8. Teeth

Prese in braccio il gatto e si sistemò con lui sul divano. Gli carezzò il pelo morbido e folto e ripensò a quando lo aveva portato per la prima volta a casa.
Era una serata fresca di inizio giugno e stava tornando dopo una cena in compagnia. All'improvviso aveva notato delle macchie rossastre e ancora viscide sull'asfalto e una massa scura a bordo della strada. Era sceso dalla macchina e aveva cercato di rassicurare il piccolo micio spaventato e ferito. Gli aveva addentato le mani e aveva soffiato, incapace di fuggire per colpa della zampa rotta. Lo aveva raccolto nella giacca leggera con la maggior delicatezza possibile e a casa aveva preparato per lui un giaciglio in camera, con cibo e acqua a sua disposizione, insieme alla lettiera, anche se temeva che non avrebbe potuto usarla. Al mattino lo aveva portato dal veterinario, che aveva diagnosticato la frattura e ingessato la zampa del micetto. Aveva deciso di adottarlo: da quando Leone lo aveva lasciato si era sentito solo e quel gattino non aveva qualcuno che potesse occuparsi di lui.

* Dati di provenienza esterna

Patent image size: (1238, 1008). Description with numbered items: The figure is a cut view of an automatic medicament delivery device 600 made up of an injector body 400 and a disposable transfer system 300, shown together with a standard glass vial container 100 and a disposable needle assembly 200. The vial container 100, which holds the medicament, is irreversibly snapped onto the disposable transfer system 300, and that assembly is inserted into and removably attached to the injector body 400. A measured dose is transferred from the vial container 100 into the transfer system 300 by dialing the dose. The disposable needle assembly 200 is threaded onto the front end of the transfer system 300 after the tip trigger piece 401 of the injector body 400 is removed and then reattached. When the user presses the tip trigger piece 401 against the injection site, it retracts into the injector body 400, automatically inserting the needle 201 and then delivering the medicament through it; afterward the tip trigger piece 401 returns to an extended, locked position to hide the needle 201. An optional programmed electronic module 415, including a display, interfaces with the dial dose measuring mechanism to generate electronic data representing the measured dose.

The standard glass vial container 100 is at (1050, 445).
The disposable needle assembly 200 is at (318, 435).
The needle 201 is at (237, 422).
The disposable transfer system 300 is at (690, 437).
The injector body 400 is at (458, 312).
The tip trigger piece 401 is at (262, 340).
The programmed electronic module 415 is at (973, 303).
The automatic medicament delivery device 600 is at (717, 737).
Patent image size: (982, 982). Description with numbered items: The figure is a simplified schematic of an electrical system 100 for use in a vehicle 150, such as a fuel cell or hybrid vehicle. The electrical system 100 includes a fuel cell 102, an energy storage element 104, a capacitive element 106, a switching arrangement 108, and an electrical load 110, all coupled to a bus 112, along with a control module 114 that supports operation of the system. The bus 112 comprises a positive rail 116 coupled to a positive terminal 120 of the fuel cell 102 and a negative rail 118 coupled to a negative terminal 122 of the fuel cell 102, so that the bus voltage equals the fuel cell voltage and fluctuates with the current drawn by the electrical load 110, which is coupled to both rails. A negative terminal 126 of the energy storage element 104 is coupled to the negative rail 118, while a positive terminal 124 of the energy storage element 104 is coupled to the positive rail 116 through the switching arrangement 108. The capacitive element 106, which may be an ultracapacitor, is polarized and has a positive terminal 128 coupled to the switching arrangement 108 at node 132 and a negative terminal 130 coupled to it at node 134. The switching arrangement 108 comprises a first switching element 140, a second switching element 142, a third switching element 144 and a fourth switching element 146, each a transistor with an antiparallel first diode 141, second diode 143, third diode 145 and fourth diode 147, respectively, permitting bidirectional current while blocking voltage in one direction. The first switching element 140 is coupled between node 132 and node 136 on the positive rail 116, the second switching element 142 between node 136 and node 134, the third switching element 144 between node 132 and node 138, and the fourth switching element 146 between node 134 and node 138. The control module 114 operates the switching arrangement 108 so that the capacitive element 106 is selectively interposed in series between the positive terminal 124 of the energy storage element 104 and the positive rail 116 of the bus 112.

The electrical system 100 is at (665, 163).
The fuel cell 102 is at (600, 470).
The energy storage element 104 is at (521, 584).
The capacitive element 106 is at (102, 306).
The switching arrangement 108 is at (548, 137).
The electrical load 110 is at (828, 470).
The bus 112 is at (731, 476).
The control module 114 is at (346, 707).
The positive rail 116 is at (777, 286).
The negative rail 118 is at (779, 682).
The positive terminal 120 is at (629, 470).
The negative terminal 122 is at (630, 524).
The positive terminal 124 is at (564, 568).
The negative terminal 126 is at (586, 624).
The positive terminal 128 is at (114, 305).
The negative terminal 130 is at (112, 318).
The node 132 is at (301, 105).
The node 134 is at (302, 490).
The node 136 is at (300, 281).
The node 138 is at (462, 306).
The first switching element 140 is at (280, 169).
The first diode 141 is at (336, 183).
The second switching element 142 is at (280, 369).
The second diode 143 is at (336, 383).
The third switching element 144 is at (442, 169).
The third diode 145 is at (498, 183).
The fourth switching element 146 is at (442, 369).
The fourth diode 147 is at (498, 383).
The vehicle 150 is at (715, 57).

Aveva continuato a morderlo per molto tempo, prima con aggressività, lasciandogli sottili cicatrici, poi con affetto. Era incredibile come un atto così bestiale potesse in realtà comunicare un "ti voglio bene". Non più la pressione atta a strappare la carne e lacerare le vene, ma un tenero graffietto per indicarti come preda dell'anima, come cibo fonte di affetto e premure.
Ora quelle zanne avevano incominciato ad indebolirsi, a cadere, il pelo si era iniziato a striare di bianco e gli occhi erano spesso appannati e distanti. Così non capitava più che gli afferrasse il braccio tra le mascelle per gioco, ma piuttosto che leccasse quei piccoli puntini bianchi sulla sua pelle, mentre le dita della mano libera elargivano i grattini sulla schiena che tanto adorava.